Cette conception fait-elle appelle à l'attitude de l'effacement du Je-sujet devant ce qu'il aperçoit ? Qu'en est-il donc du sens de l'action du Moi dans le monde sensible ? A ces questions Merleau-Ponty donne des réponses contradictoires tout en témoignant de l'antinomie latente qui anime le rapport de la subjectivité au monde objectif. En effet il laisse entendre que l'expérience personnelle du Moi ne peut en aucun cas être étrangère au monde et d'autre part, il laisse entendre le contraire à savoir que le monde physique est un La qui subsiste avant l'avènement de tout autre type de réflexion y compris celle du Moi. Comment donc résoudre l'antinomie du rapport du monde physique sensible à celui de la subjectivité du Moi qui – comme disent aussi bien Husserl que Merleau-Ponty – possède un impact dans le monde. Seul le principe de l'autonomie des deux mondes peut expliquer cette contradiction apparente.
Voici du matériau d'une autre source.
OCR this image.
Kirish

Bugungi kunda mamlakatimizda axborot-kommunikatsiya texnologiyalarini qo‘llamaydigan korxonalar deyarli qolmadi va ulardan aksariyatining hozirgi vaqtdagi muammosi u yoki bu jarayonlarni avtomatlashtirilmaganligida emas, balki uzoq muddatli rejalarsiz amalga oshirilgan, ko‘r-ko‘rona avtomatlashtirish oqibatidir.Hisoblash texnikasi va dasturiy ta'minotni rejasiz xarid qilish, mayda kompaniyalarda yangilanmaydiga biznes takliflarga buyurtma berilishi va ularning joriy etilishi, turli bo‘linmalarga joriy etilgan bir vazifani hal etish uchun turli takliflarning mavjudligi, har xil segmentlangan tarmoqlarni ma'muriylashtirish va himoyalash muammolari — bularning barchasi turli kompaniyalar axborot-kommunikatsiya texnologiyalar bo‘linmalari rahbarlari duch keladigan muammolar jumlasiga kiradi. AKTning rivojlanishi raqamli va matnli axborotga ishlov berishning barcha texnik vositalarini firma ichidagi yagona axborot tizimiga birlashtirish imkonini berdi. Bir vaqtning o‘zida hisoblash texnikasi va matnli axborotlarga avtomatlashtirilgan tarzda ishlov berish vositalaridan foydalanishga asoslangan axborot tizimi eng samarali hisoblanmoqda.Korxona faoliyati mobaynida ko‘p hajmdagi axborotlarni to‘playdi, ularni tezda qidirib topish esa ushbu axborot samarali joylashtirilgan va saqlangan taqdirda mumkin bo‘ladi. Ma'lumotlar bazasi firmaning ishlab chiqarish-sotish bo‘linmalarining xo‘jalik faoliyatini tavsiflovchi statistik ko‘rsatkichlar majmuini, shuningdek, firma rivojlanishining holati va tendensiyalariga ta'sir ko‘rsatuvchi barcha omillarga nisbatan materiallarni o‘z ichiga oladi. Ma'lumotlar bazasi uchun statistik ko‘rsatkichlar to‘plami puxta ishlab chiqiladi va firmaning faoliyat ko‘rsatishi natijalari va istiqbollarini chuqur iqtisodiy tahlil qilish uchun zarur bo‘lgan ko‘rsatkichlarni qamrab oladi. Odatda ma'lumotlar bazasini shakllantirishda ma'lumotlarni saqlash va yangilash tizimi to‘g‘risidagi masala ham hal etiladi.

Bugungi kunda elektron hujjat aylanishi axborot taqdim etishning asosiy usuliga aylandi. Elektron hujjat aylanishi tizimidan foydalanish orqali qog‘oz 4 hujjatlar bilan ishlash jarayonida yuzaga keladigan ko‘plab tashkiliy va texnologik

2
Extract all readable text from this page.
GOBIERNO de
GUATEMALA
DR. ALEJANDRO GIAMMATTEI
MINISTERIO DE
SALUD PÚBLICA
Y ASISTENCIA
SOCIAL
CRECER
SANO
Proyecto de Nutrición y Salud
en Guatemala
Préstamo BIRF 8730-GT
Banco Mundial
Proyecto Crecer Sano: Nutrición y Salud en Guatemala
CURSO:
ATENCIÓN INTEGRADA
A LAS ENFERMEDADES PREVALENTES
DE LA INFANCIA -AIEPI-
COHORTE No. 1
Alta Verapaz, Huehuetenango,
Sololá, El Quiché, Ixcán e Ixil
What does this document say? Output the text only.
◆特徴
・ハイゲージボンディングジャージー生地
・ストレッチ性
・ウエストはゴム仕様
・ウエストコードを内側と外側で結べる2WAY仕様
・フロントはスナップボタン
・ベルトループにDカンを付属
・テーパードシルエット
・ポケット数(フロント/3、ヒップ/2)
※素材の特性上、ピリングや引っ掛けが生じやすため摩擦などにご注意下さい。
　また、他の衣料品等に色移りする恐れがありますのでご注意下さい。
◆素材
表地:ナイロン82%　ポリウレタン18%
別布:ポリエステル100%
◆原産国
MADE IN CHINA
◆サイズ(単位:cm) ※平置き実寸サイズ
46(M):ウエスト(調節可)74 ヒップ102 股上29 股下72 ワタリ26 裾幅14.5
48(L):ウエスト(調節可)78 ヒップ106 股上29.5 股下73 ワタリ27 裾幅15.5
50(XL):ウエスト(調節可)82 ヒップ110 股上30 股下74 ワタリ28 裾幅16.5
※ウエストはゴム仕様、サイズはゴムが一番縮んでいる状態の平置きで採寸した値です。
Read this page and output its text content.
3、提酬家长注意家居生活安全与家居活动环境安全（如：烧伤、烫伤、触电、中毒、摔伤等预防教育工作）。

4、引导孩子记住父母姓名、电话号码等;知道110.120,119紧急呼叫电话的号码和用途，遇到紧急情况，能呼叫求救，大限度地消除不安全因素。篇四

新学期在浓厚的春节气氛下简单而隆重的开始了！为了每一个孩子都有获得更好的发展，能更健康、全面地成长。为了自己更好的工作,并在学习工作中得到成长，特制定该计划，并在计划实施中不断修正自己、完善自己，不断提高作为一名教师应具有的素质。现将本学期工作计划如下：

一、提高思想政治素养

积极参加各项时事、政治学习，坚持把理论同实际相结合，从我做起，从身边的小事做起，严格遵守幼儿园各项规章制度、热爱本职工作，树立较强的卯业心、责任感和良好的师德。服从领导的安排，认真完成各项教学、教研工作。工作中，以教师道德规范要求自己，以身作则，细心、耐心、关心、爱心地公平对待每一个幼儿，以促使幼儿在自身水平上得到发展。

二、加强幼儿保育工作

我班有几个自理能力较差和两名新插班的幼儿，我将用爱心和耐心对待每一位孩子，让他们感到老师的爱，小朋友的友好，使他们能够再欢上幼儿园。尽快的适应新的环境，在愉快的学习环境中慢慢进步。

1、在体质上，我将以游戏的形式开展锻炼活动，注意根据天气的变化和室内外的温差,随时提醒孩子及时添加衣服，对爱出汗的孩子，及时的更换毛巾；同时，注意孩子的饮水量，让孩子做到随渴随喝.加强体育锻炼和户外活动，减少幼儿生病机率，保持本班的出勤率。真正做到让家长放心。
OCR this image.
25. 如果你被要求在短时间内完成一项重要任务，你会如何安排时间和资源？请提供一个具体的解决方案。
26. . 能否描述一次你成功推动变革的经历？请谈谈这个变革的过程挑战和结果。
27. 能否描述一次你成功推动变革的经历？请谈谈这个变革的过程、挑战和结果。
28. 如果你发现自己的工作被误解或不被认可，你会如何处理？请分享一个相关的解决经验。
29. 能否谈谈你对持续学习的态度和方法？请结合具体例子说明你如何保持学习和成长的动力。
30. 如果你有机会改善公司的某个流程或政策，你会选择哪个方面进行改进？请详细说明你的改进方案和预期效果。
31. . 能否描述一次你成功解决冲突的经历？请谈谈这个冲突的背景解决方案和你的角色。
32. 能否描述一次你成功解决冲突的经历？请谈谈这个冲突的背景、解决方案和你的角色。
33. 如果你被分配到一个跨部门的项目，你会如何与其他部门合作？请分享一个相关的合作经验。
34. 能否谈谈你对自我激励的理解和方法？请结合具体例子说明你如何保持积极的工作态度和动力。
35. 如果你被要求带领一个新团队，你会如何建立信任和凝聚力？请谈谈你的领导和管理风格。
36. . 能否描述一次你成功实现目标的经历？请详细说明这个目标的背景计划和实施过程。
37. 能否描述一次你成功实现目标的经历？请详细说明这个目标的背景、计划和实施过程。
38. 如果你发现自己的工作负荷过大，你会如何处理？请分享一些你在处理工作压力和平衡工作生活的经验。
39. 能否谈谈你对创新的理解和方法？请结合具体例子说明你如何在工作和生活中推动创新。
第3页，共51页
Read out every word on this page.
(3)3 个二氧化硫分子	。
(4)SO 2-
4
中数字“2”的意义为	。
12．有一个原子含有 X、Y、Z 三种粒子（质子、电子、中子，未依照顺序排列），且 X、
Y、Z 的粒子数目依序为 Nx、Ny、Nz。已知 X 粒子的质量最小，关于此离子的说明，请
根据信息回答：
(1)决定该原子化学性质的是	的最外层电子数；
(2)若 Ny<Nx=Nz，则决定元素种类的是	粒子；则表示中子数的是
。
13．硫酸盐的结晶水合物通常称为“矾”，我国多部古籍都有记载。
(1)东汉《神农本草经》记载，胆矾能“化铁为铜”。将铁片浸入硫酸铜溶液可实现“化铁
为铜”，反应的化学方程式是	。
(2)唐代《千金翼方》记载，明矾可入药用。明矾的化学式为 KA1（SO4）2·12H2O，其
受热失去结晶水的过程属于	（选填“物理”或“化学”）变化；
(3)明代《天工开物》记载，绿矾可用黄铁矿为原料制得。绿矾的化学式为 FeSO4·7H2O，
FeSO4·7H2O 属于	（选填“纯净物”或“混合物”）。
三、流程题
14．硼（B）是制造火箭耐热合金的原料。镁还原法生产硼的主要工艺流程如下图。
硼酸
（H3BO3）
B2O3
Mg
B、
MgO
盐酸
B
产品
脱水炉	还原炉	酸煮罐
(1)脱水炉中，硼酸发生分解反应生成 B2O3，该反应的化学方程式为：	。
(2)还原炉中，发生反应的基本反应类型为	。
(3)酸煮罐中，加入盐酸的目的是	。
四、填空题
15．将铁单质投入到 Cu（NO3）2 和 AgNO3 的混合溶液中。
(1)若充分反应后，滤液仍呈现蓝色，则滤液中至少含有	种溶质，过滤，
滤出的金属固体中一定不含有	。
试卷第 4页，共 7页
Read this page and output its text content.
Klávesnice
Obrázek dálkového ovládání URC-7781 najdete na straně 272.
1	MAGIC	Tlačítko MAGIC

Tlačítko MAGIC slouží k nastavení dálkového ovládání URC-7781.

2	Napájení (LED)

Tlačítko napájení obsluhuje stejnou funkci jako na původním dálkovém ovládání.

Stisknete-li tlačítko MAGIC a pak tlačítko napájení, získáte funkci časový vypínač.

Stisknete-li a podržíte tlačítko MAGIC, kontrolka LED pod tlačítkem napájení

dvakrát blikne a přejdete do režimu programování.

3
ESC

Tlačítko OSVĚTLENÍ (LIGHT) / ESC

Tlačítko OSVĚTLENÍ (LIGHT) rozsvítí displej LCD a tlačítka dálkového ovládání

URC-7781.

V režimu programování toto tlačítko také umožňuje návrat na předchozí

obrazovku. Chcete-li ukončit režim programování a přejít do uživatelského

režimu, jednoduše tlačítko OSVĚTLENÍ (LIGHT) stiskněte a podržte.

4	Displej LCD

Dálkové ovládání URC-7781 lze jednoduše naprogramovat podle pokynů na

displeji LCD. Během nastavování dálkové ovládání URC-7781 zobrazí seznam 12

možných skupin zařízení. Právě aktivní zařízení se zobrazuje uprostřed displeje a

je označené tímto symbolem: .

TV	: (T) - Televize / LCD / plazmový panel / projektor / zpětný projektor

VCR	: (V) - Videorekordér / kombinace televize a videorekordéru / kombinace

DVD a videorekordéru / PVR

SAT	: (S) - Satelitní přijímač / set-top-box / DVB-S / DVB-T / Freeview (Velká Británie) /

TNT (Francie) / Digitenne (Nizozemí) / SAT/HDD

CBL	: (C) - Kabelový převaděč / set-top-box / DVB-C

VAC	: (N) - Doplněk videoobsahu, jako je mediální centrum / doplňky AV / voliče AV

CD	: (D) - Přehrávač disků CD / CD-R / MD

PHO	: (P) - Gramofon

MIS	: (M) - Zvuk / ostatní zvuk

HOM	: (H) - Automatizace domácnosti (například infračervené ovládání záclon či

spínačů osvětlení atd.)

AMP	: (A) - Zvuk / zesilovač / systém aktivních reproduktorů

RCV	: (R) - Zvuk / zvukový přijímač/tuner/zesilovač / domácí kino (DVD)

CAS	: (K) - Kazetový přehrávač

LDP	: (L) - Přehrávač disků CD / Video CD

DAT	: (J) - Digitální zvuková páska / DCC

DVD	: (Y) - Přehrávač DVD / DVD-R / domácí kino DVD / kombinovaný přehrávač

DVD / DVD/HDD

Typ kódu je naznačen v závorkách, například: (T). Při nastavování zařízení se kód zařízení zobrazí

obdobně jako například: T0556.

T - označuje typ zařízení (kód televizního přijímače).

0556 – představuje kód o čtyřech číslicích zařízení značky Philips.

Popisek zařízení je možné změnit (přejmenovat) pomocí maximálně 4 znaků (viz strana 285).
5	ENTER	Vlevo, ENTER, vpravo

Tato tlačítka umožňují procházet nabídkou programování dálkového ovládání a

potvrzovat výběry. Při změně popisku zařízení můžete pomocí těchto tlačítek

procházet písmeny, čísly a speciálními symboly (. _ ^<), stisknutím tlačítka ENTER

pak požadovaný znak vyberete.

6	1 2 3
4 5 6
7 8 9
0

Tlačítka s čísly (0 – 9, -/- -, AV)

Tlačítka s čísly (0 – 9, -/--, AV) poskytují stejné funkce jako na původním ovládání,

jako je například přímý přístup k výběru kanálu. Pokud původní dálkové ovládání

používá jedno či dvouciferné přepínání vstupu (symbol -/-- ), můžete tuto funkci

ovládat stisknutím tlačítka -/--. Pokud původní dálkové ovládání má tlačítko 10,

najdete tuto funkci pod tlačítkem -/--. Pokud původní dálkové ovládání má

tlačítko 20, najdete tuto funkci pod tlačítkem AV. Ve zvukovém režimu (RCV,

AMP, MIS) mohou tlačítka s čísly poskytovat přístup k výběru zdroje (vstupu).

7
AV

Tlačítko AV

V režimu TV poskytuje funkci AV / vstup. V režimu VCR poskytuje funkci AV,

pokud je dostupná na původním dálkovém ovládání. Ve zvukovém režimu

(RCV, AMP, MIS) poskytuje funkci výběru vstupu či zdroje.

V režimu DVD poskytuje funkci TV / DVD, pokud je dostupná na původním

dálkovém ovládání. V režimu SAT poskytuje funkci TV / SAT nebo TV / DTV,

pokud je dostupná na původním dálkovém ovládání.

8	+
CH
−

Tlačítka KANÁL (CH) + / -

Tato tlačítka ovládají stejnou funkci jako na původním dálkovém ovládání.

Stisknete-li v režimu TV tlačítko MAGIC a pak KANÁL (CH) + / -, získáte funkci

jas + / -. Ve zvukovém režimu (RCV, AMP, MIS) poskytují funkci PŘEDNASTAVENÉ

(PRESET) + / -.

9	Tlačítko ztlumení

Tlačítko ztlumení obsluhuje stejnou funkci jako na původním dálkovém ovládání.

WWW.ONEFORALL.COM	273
En effet, les deux mondes sont tous les deux factices. Ils témoignent d'une autonomie et d'une autosuffisance. L'homme est dans le monde, il n'est pas soumis à celui-ci car sa responsabilité y est désormais engagée. Voilà la raison pour laquelle au début de la page V de la Ph (P) 907 , Merleau-Ponty (après avoir démontré la réalité factice du monde réel), passe à l'affirmation d'une autre réalité dite "intérieur". Ce dernier terme qu'il emprunte à Saint Augustin, tout en démontrant que cette intériorité ne peut avoir de sens que lorsqu'elle s'extériorise dans le monde des phénomènes. L'homme n'est pas un simple être de réflexion qui travaille au service de ses désirs, de ses intentions intrinsèques. Il est au contraire un acteur dans ce monde qu'il soumet à ses pouvoirs d'appréhensions et de compréhensions. C'est ainsi que Merleau-Ponty souligne à la fin du paragraphe de la page V que “ La vérité n'habite seulement l'homme intérieur, ou plus tôt il n'y a pas d'homme intérieur, l'homme est au monde, c'est dans le monde qu'il se connaît. Quand je reviens à moi à partir du dogmatisme de la science, je trouve non pas un foyer de vérité intrinsèque, mais un sujet voué au monde ”. Merleau-Ponty op. cit. p : V.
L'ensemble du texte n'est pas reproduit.